Sharing Blog

Empty or livelihood space? Changing narratives about the ocean space and ocean defenders in the roll out of Blue Economy plans

Andrea Logo

One Ocean Hub, University of Strathclyde, UK

Visit website
  • Environmental defenders,
  • blue economy,
  • Blue Justice,
  • advocacy,
  • 2023,
  • early career researchers,
  • transdisciplinarity
Target Group
  • Researchers,
  • Journalists,
  • Community workers,
  • Policy makers
  • English
Location map

This blog highlights the collaboration of One Ocean Hub early-career researchers and ocean defenders in unpacking conflict and complexities in the South African Blue Economy.

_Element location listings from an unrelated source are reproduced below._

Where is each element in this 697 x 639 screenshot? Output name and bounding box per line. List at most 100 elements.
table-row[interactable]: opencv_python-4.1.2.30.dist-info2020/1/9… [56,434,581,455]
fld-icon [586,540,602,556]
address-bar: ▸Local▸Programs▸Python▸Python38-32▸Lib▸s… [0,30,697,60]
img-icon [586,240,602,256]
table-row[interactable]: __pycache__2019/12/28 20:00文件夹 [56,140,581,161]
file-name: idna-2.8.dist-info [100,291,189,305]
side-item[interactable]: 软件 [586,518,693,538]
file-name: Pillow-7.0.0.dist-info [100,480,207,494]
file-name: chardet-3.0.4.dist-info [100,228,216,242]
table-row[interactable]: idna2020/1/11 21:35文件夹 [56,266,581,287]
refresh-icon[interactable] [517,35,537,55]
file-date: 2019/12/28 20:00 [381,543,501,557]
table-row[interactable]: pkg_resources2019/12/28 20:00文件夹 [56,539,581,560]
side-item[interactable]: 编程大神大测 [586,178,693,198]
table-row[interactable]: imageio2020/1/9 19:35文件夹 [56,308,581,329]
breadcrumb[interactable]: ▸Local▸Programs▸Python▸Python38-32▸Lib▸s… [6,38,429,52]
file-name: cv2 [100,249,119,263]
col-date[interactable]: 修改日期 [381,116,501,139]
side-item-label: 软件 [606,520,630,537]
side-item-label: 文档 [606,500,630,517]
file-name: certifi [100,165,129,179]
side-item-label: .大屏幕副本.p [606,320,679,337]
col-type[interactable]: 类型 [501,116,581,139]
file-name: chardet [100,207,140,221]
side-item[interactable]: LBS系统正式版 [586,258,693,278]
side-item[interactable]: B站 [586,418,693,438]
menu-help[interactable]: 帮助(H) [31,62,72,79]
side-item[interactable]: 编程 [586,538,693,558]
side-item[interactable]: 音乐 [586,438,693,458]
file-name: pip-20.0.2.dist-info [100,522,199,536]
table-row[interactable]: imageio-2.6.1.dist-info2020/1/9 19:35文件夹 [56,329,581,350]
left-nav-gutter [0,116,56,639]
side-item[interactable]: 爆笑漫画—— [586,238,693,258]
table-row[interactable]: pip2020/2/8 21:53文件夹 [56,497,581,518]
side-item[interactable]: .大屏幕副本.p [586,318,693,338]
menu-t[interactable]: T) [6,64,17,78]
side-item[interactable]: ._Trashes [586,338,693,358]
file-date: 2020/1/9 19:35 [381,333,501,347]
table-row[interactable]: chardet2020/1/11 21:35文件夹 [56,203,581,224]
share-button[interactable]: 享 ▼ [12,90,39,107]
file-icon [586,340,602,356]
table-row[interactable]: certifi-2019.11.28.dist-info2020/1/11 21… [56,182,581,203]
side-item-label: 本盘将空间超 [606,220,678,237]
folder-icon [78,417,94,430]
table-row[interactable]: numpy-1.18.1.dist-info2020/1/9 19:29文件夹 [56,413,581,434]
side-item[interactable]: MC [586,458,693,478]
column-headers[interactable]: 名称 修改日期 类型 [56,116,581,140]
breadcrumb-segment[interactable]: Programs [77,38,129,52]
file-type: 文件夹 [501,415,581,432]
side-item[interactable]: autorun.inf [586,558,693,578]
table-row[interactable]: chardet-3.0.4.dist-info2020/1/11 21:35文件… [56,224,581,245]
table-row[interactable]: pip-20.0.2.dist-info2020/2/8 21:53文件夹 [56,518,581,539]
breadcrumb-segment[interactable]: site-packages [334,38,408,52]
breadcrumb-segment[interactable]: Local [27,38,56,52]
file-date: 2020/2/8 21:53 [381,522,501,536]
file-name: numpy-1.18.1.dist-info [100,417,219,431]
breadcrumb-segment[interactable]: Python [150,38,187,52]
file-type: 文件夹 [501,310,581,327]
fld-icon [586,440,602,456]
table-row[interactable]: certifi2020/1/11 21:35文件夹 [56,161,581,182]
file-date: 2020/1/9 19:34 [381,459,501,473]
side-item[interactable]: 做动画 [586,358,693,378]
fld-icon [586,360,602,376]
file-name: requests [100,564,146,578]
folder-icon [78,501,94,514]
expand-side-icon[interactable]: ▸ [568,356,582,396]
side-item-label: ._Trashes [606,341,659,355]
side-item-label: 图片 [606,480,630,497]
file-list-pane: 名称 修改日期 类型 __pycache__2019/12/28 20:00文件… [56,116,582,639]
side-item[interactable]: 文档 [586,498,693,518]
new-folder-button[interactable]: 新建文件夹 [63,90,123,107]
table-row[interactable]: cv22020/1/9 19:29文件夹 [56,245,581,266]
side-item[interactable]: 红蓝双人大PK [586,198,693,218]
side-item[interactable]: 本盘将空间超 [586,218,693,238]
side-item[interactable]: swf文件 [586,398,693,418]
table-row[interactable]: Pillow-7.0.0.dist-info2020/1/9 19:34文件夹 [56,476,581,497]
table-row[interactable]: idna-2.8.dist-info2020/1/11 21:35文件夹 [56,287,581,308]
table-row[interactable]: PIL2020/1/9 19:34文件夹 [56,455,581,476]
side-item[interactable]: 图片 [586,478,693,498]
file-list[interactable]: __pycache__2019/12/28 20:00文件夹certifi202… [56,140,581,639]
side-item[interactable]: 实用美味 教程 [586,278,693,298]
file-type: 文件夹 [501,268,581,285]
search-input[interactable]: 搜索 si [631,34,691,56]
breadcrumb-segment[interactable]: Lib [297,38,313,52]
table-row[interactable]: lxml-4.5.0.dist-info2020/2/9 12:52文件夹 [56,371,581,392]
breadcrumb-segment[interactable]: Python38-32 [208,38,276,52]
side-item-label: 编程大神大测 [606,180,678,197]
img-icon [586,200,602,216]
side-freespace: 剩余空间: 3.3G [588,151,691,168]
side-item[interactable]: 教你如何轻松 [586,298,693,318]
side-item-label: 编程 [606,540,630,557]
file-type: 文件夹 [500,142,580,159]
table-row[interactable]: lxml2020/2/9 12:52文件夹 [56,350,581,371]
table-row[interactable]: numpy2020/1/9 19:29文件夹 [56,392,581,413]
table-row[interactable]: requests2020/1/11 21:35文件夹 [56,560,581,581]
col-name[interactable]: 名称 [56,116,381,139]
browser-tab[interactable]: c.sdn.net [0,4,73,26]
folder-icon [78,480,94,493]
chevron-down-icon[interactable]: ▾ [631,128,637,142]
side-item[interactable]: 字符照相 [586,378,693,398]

Published in April 26 2023, this blog highlights the collaboration of One Ocean Hub early-career researchers Taryn Pereira (Rhodes University) and Aphiwe Moshani (University of Cape Town) from the Coastal Justice Network together with Sinegugu Zukulu (Sustaining the Wild Coast), Melisa Pullen (The Collective), Ntsindiso Nongcavu (Coastal Links Eastern Cape) and Jerry Mngomezulu (Kosi Bay Affected Communities) to the session of a workshop titled “Defending the ocean at the kelp roots: Stories from Small scale fisher ocean defenders in South Africa”. This conversation brought forward concerns regarding the implementation of Blue Economy policies often overlooking the needs and rights of coastal communities and ocean defenders, treating the ocean primarily as a source of economic capital rather than recognizing its cultural and livelihood significance to these communities.

In South Africa, this has led to resistance from small-scale fishers and local communities who feel excluded from decision-making processes and criminalized for defending their customary rights and environmental interests. Workshops organized by the Global Network for Human Rights and the Environment and other stakeholders have highlighted the diverse governmental interpretations of the Blue Economy, ranging from natural capital to drivers of innovation, which often conflict with traditional practices and the realities of coastal communities. Despite these challenges, solidarity strategies and the use of art as a resistance tool have been identified as crucial for bridging the gap between local communities and broader environmental justice movements, raising public awareness, and fostering inclusive governance.